What is a correct possessive? When I started in consulting in 1957, we
referred to "workman's compensation" and later "workmen's"
compensation." As women flooded the workplace, it became "workers'
compensation." Still later efficiency experts noted the financial
savings derived from dropping the apostrophe - think of all the key strokes
saved each year! - and moved to "workers compensation." As a
resident pedant and traditionalist I resist what to me is an egregious
grammatical error.
Now comes my mentor and guide, David Warren, with a note from his famous balloon-piercing Uncle Pumblechook. Of course, you remember Uncle Pumblechook, the prosperous corn merchant who forever offered platitudinous advice, from Dickens' (note use of apostrophe) Great Expectations. My Uncle Pumblechook is a well educated man. He would never, for example, put an apostrophe in "its" unless it stood for "it is" or "it has." So you can imagine his puzzlement when he saw the state code titled "Workers' Compensation Law." "What" he asked me, "does that apostrophe do?
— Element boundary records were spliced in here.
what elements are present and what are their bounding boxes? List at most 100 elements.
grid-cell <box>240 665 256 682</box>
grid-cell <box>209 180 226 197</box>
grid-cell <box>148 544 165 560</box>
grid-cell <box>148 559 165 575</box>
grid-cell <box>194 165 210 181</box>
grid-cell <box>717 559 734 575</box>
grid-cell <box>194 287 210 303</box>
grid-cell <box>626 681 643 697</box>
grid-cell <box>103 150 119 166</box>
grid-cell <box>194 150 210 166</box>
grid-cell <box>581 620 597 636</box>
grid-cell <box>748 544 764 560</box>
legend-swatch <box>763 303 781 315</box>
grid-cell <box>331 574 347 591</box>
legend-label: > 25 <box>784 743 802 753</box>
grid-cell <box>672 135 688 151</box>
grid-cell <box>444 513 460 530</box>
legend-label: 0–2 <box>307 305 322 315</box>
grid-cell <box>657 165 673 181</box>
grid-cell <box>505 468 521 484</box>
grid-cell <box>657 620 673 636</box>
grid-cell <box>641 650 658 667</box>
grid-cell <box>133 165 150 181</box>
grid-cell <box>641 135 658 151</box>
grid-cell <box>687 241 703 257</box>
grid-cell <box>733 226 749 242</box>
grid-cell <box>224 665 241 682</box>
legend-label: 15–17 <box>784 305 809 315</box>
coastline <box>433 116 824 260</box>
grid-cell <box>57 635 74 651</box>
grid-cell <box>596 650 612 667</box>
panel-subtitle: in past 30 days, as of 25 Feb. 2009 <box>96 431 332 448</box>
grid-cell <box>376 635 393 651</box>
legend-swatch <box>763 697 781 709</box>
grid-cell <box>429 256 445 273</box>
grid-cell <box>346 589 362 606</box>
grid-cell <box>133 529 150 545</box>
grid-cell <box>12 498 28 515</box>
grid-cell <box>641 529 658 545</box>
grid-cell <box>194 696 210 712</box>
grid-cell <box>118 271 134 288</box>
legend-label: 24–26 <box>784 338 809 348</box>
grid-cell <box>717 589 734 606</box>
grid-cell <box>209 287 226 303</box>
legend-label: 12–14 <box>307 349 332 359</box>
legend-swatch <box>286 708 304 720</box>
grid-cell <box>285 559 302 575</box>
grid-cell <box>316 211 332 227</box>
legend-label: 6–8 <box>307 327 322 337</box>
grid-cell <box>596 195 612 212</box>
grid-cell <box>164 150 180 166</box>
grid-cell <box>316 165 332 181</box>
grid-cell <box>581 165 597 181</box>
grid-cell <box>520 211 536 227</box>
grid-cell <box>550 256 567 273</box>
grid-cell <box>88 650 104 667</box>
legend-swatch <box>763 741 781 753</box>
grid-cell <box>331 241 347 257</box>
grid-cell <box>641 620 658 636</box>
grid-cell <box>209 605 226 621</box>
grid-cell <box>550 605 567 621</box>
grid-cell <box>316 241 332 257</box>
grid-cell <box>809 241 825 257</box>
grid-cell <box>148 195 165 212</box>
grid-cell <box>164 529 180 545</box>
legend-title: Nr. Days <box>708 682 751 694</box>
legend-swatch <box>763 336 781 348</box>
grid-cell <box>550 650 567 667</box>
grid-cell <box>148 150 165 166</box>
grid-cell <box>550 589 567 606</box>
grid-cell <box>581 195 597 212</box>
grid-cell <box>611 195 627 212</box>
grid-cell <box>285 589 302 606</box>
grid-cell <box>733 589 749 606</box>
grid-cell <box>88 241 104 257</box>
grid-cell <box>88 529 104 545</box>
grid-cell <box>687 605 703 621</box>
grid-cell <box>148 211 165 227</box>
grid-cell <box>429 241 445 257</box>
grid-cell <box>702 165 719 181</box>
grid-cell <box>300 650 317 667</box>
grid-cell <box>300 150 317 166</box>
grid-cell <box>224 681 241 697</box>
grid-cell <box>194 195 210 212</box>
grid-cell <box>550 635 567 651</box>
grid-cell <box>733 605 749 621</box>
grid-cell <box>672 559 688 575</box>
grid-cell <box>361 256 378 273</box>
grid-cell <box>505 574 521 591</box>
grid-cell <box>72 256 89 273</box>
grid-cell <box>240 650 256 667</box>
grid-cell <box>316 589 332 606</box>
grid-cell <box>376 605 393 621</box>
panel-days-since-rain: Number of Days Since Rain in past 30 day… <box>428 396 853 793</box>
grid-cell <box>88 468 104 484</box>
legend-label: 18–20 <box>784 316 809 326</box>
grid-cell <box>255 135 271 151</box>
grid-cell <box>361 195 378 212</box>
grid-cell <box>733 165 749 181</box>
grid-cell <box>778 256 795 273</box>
Does it mean workers' compensation is compensation possessedby workers - a plural possessive?" I said I supposed so. "But then why do I see The New York Times and Wall Street Journal writing it "worker's compensation?" |
I replied, "they look on it in the sense that the
law does not apply to all workers. It is a law for each worker,
but not necessarily all. The noun, therefore, is singular, but is
still a possessive."
"That seems more realistic," said Uncle Pumblechook, "but didn't I see an article in Business Insurance that used "workers compensation," dropping the apostrophe altogether?" "You did indeed. Business Insurance hasn't used apostrophes in "workers compensation" for many years - not since Susan Alt threw up her hands, saying that an apostrophe in workers compensation was meaningless." Pumblechook was impressed. "Smart woman. With no apostrophe, the true meaning of "compensation for workers" becomes clear. It is not a possessive at all." "Not only that," I said, "the generally accepted philosophical principle of Occam's Razor says that if there is more than one way to do a thing, the simplest should be chosen. There is expert opinion supporting all three usages, so why not choose the simplest?" "Quite true, Nephew. So do you think we'll see a general acceptance of this common-sense conclusion?" "We sure will, Uncle. When, as the Russian folk saying goes, a shrimp learns to whistle."